I grab the kitchen counter, losing my nerve. He has stuff to do. So do I. We’re like that—independent, happy people. No big deal. I head down the hall.
But something stops my steps, and I take back my brain. I breathe out the residue of pride and old habits that keep me silent. I wheel around, stride back to the kitchen, and place my hands gently on his shoulders. I gaze daringly into his brilliant blue eyes. They slay me.
“Um,” I smile from the inside with nothing but true gratitude for all he is as a father, as a husband, as a person. As always, he is calm and unwavering, waiting for my words. He always gives me that—true, steady peace.
I stammer, “We haven’t . . . physically . . . connected . . .”
His face softens right away, and he looks kindly into my searching eyes, “I know. It’s been too long.” The rest of the pride falls away as cicadas sing inside my belly. I take his hand, warm and reassuring and true.

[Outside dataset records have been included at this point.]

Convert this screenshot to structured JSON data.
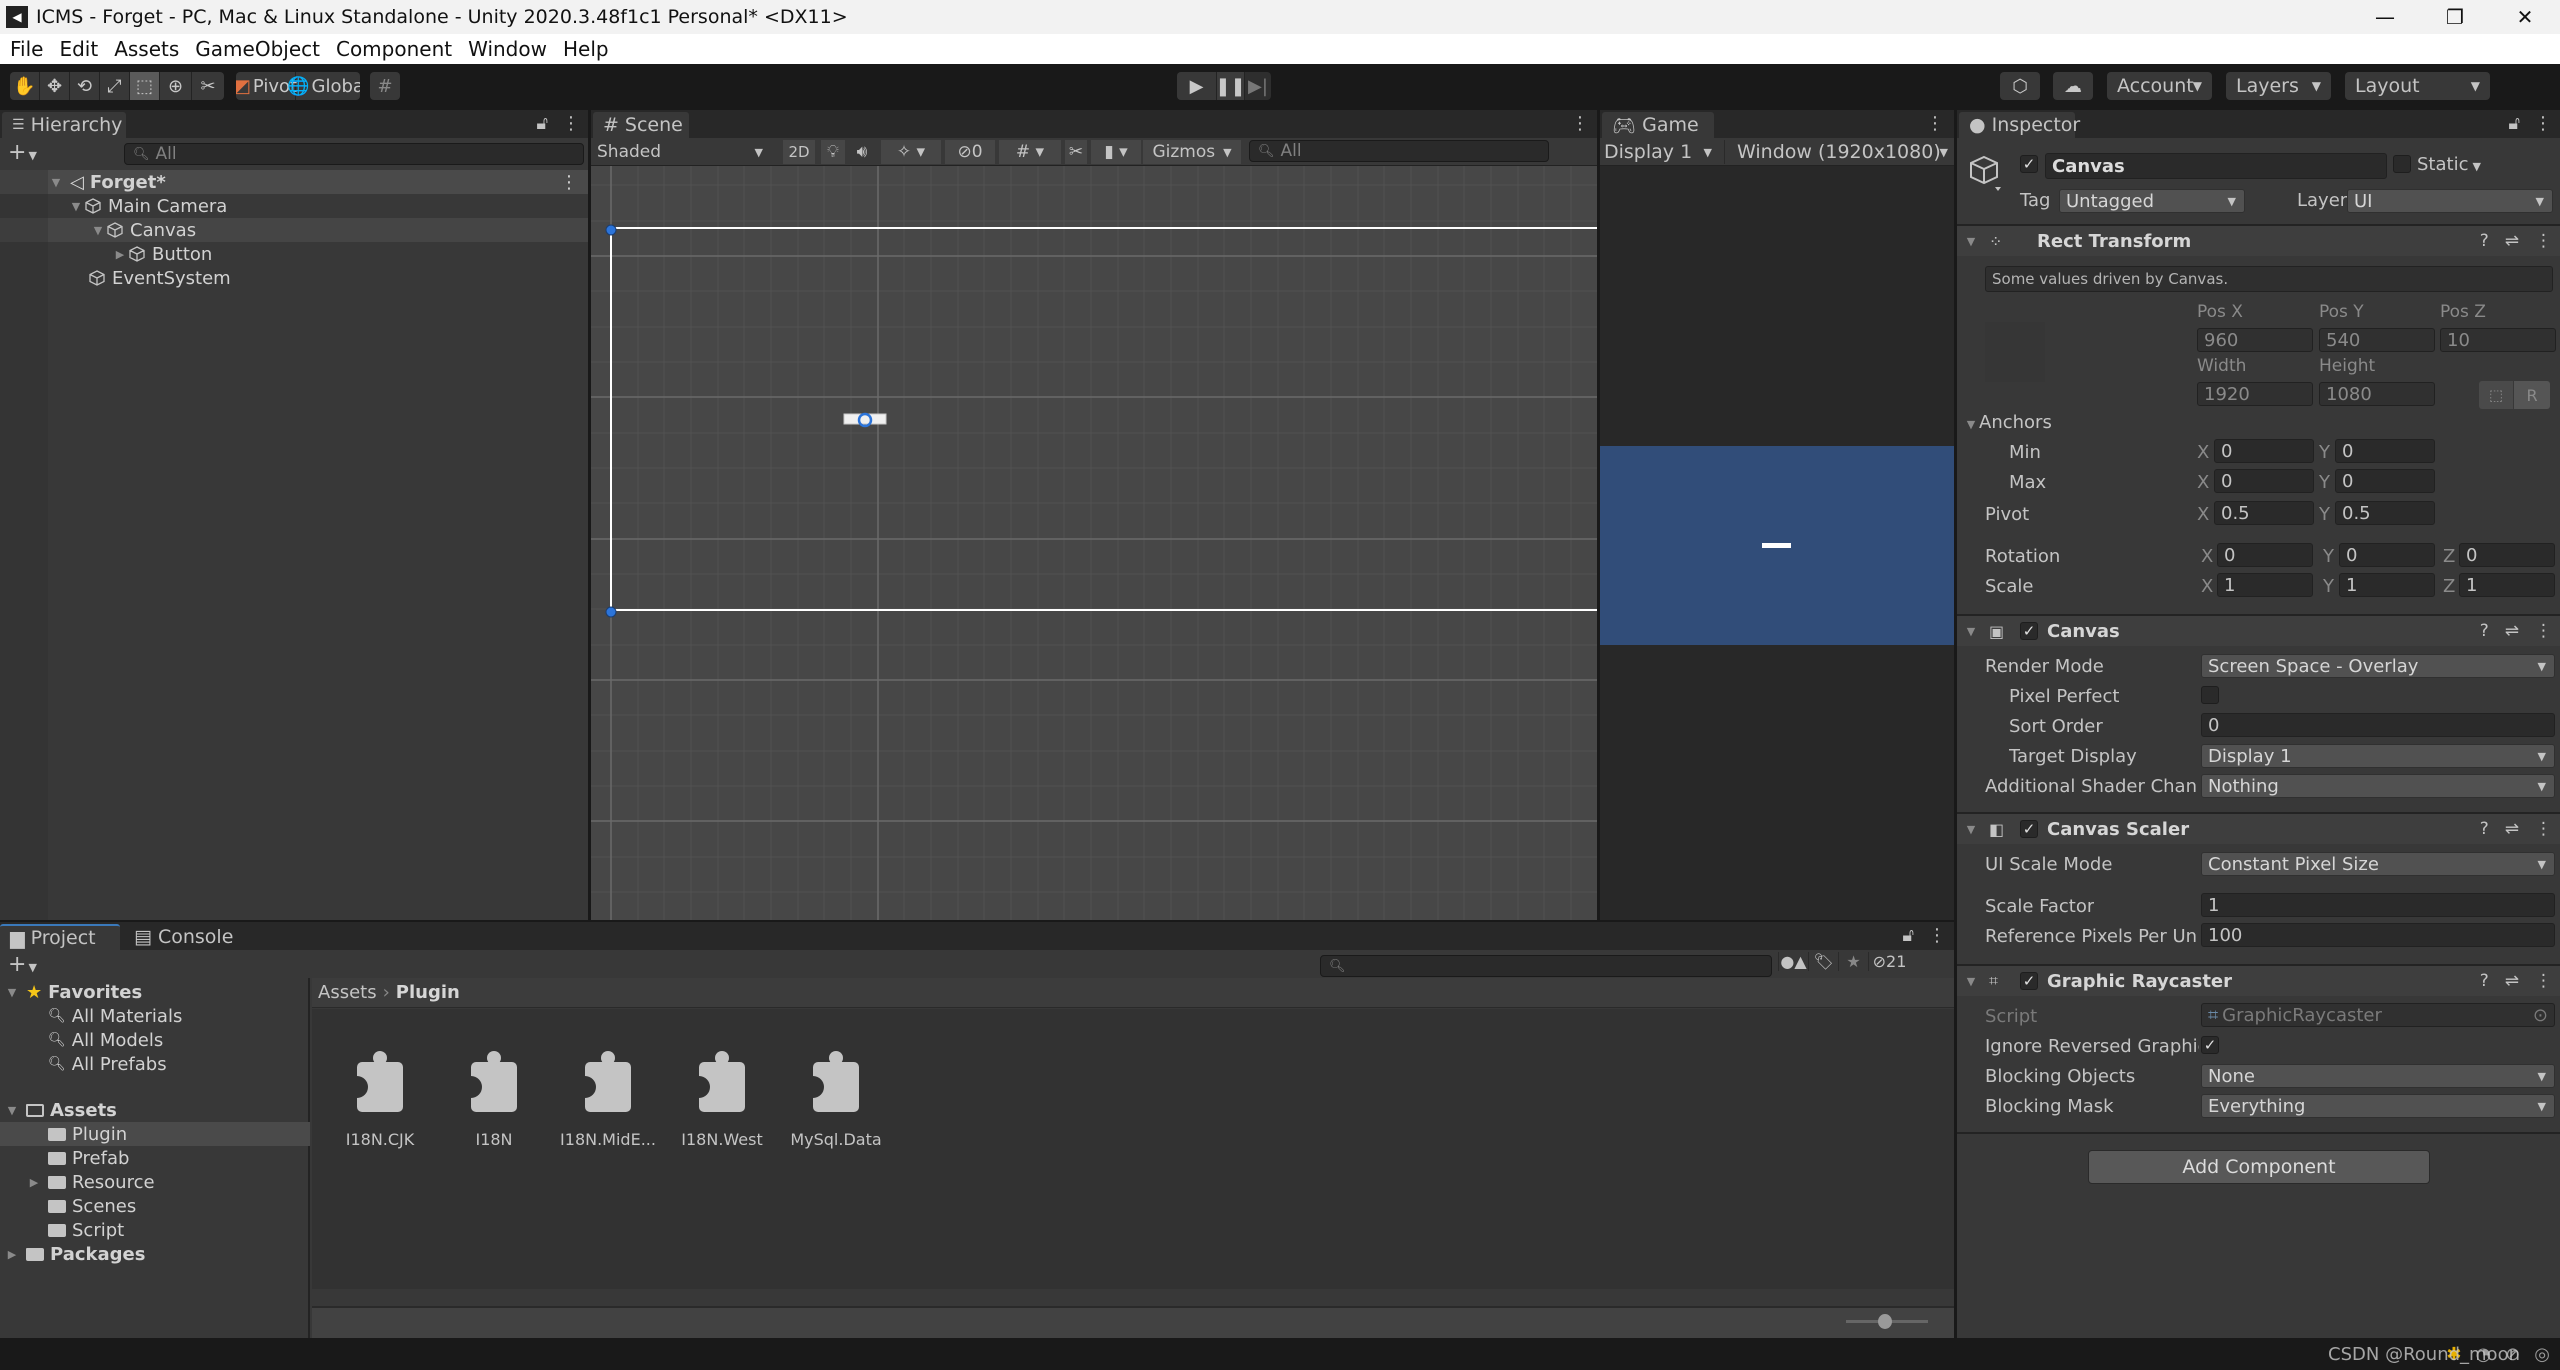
{
  "window": {
    "title": "ICMS - Forget - PC, Mac & Linux Standalone - Unity 2020.3.48f1c1 Personal* <DX11>",
    "controls": {
      "minimize": "—",
      "maximize": "❐",
      "close": "✕"
    }
  },
  "menu": [
    "File",
    "Edit",
    "Assets",
    "GameObject",
    "Component",
    "Window",
    "Help"
  ],
  "toolbar": {
    "tools": [
      "hand-tool",
      "move-tool",
      "rotate-tool",
      "scale-tool",
      "rect-tool",
      "transform-tool",
      "custom-tool"
    ],
    "active_tool": "rect-tool",
    "pivot_label": "Pivot",
    "global_label": "Global",
    "account_label": "Account",
    "layers_label": "Layers",
    "layout_label": "Layout"
  },
  "hierarchy": {
    "tab_label": "Hierarchy",
    "search_placeholder": "All",
    "scene_name": "Forget*",
    "items": [
      {
        "label": "Main Camera",
        "depth": 1,
        "expanded": true
      },
      {
        "label": "Canvas",
        "depth": 2,
        "expanded": true,
        "selected": true
      },
      {
        "label": "Button",
        "depth": 3,
        "expanded": false
      },
      {
        "label": "EventSystem",
        "depth": 1
      }
    ]
  },
  "scene": {
    "tab_label": "Scene",
    "shading_mode": "Shaded",
    "mode_2d": "2D",
    "hidden_count": "0",
    "gizmos_label": "Gizmos",
    "search_placeholder": "All"
  },
  "game": {
    "tab_label": "Game",
    "display": "Display 1",
    "resolution": "Window (1920x1080)",
    "background_color": "#314d79"
  },
  "inspector": {
    "tab_label": "Inspector",
    "object_name": "Canvas",
    "active": true,
    "static_label": "Static",
    "tag_label": "Tag",
    "tag_value": "Untagged",
    "layer_label": "Layer",
    "layer_value": "UI",
    "rect_transform": {
      "title": "Rect Transform",
      "note": "Some values driven by Canvas.",
      "pos_x_label": "Pos X",
      "pos_y_label": "Pos Y",
      "pos_z_label": "Pos Z",
      "pos_x": "960",
      "pos_y": "540",
      "pos_z": "10",
      "width_label": "Width",
      "height_label": "Height",
      "width": "1920",
      "height": "1080",
      "raw_label": "R",
      "anchors_label": "Anchors",
      "min_label": "Min",
      "max_label": "Max",
      "anchor_min_x": "0",
      "anchor_min_y": "0",
      "anchor_max_x": "0",
      "anchor_max_y": "0",
      "pivot_label": "Pivot",
      "pivot_x": "0.5",
      "pivot_y": "0.5",
      "rotation_label": "Rotation",
      "rot_x": "0",
      "rot_y": "0",
      "rot_z": "0",
      "scale_label": "Scale",
      "scale_x": "1",
      "scale_y": "1",
      "scale_z": "1",
      "x": "X",
      "y": "Y",
      "z": "Z"
    },
    "canvas": {
      "title": "Canvas",
      "enabled": true,
      "render_mode_label": "Render Mode",
      "render_mode": "Screen Space - Overlay",
      "pixel_perfect_label": "Pixel Perfect",
      "pixel_perfect": false,
      "sort_order_label": "Sort Order",
      "sort_order": "0",
      "target_display_label": "Target Display",
      "target_display": "Display 1",
      "shader_channels_label": "Additional Shader Chan",
      "shader_channels": "Nothing"
    },
    "canvas_scaler": {
      "title": "Canvas Scaler",
      "enabled": true,
      "scale_mode_label": "UI Scale Mode",
      "scale_mode": "Constant Pixel Size",
      "scale_factor_label": "Scale Factor",
      "scale_factor": "1",
      "ref_pixels_label": "Reference Pixels Per Un",
      "ref_pixels": "100"
    },
    "graphic_raycaster": {
      "title": "Graphic Raycaster",
      "enabled": true,
      "script_label": "Script",
      "script": "GraphicRaycaster",
      "ignore_reversed_label": "Ignore Reversed Graphic",
      "ignore_reversed": true,
      "blocking_objects_label": "Blocking Objects",
      "blocking_objects": "None",
      "blocking_mask_label": "Blocking Mask",
      "blocking_mask": "Everything"
    },
    "add_component_label": "Add Component"
  },
  "project": {
    "tab_label": "Project",
    "console_tab_label": "Console",
    "hidden_count": "21",
    "favorites_label": "Favorites",
    "favorites": [
      "All Materials",
      "All Models",
      "All Prefabs"
    ],
    "assets_label": "Assets",
    "asset_folders": [
      {
        "label": "Plugin",
        "selected": true,
        "has_children": false
      },
      {
        "label": "Prefab",
        "has_children": false
      },
      {
        "label": "Resource",
        "has_children": true
      },
      {
        "label": "Scenes",
        "has_children": false
      },
      {
        "label": "Script",
        "has_children": false
      }
    ],
    "packages_label": "Packages",
    "breadcrumb": [
      "Assets",
      "Plugin"
    ],
    "files": [
      "I18N.CJK",
      "I18N",
      "I18N.MidE...",
      "I18N.West",
      "MySql.Data"
    ],
    "zoom_slider": 0.4
  },
  "status_bar": {
    "watermark": "CSDN @Round_moon"
  }
}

On our way down the hall, an archaic notion about the power of fragility gets uprooted from my brain, and it feels so good to know a new truth: my heart will never shatter because straightforward honesty is what I choose now. Fragility? Enough already. I vow to dig at any archaic notion that takes my power to love away. Even if it’s a little weird or a little painful, or if it takes time. That’s the real learning: not planting new ideas, but getting rid of old ones.